Христос — последняя соломинка, за которую может ухватиться человек, тонущий в этом безбрежном мраке. Вот что означает загадочная фраза Достоевского: «Если бы математически доказали, что истина вне Христа, я предпочел бы остаться с Христом, а не с истиной».
Зощенко предпочел остаться с истиной.
ПОД ПОДОЗРЕНИЕМ ВСЯ МИРОВАЯ ИСТОРИЯ
Высказав свою страшную догадку («мы все нигилисты»), Достоевский был бесконечно далек от того, чтобы признать такое положение вещей нормой, смириться с ним как с некой непреложной истиной.
К этой им самим открытой истине он относился как к чудовищному извращению, как к ужасающему, вопиющему, трагическому отклонению от нормы.
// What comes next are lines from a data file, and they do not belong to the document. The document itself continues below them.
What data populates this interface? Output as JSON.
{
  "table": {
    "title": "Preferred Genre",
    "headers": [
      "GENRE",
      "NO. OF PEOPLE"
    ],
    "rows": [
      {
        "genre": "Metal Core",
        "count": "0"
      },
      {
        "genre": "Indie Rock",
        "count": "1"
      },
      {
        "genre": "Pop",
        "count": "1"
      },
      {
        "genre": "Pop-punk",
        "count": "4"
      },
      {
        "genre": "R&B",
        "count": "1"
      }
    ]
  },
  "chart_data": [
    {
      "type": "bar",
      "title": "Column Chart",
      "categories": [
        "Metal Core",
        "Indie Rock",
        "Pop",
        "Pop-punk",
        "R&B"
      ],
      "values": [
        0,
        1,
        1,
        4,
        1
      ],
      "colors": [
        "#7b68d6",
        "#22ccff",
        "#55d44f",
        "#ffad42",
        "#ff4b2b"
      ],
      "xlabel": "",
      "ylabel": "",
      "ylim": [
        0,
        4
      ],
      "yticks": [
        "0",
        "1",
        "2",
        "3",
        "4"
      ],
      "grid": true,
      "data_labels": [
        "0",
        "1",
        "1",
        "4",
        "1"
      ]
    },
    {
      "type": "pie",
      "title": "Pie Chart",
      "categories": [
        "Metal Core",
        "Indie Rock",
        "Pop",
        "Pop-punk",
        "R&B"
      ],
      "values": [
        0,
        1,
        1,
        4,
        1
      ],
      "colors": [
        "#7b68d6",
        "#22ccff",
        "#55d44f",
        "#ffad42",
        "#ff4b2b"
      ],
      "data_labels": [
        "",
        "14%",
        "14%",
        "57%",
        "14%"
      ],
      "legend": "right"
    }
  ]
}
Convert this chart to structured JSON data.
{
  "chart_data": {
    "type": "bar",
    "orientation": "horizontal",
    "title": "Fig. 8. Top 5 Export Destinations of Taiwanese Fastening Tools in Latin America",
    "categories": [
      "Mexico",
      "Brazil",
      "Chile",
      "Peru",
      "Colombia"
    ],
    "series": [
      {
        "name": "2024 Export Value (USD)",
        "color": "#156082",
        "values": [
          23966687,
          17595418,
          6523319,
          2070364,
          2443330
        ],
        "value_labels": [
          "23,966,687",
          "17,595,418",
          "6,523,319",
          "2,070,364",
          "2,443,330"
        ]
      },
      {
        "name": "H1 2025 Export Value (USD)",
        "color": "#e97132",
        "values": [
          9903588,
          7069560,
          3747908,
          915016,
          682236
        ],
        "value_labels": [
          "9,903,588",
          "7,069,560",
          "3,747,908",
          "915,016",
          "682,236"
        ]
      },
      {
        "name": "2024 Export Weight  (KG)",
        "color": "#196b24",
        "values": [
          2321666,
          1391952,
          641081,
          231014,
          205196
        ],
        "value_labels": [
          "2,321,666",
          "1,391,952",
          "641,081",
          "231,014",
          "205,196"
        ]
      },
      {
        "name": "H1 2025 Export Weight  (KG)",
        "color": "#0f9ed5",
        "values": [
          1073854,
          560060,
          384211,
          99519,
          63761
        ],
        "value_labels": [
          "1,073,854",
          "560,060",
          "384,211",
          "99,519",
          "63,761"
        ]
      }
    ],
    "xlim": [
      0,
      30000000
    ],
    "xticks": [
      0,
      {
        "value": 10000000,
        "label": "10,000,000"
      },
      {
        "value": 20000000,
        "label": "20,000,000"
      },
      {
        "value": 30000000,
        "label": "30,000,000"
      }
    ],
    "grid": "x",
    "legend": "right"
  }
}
Самоубийца Вертер, кончая с жизнью, в последних строках, им оставленных, жалеет, что не увидит более «прекрасного созвездия Большой Медведицы», и прощается с ним... Чем же так дороги были молодому Вертеру эти созвездия? Тем, что он сознавал, каждый раз созерцая их, что он вовсе не атом и не ничто перед ними, что вся эта бездна таинственных чудес Божиих вовсе не выше его мысли, не выше его сознания, не выше идеала красоты, заключенного в душе его, а, стало быть, равна ему и роднит его с бесконечностью бытия... и что за все счастие чувствовать эту великую мысль, открывающую ему: кто он? — он обязан лишь своему лику человеческому.
«Великий Дух, благодарю тебя за лик человеческий, Тобою данный мне»...
У нас разбивают этот данный человеку лик совершенно просто и без всяких этих немецких фокусов, а с Медведицами, не только с Большой, да и с Малой-то никто не вздумает попрощаться.
«У нас» — это значит: «У нас, у русских». Оказывается, эта ужасная мысль, постоянно терзавшая его душу — мы все нигилисты, все до единого Федоры Павловичи, — относилась не к человеку вообще, но только к русскому человеку. Это не было следствием разочарования писателя в человеческой природе как таковой. Это был результат самопознания. Горестное признание национального гения, бесстрашно исследовавшего самый глубокий, самый тайный душевный изъян своих соплеменников.